Furthermore, I want to continue to support conservation with my images to the greatest extent possible. I would also like to return to India to take some more street photos in the urban areas.
10) What’s the favorite photo you took and why?
I actually have two favorite images. The ones I like best are those that go beyond simple portraiture. One is from the Maasai Mara in Kenya. It depicts a lioness on a termite mound with a cub under her chin. I like it because it’s impossible to look at the photo and deny that the animals feel real and deep affection for each other. The other shot is from Namibia. I was with one of my best friends in the world at a waterhole in the Etosha game reserve at sunset. My mate saw dust rising over the bush and knew immediately that elephants were on the way. As each family cleared the trees they broke into a run at the sight of the water. I captured a series of one group rushing to drink. I like the light in the image and the sheer determination of a baby Ellie that did not want to be left behind.
11) Who or what inspires you to do what you do and why?

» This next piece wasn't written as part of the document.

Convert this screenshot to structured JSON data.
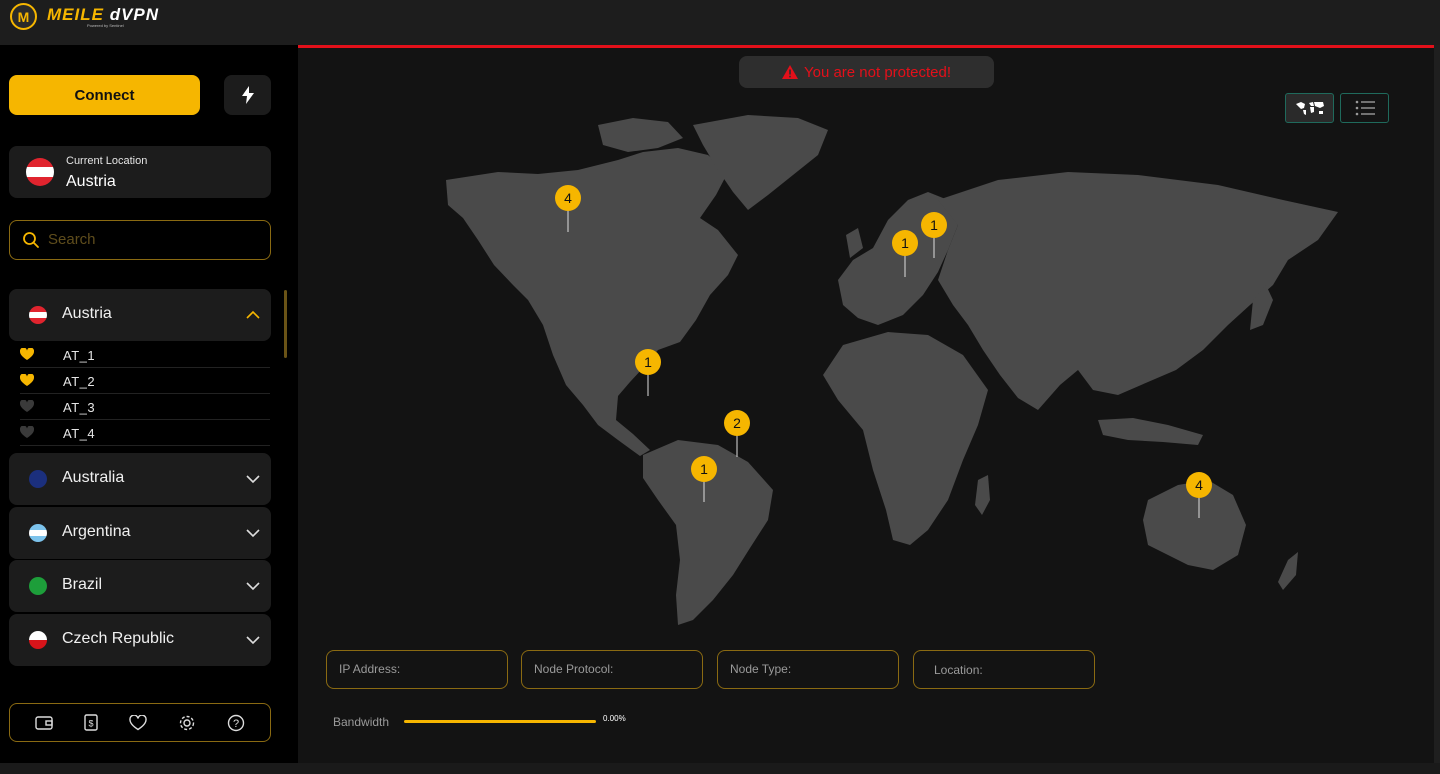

I’m inspired by any photographer who makes me think. These days, there are so many good ones and more emerging all the time. There are more great South African photographers than I can even name. But I have admired Spanish photographer Marina Cano for a lot of years now. I also have the deepest respect for Margot Raggett of the UK. Not only is she one of the very best in the field, her conservation work should inspire anyone with an interest in wildlife.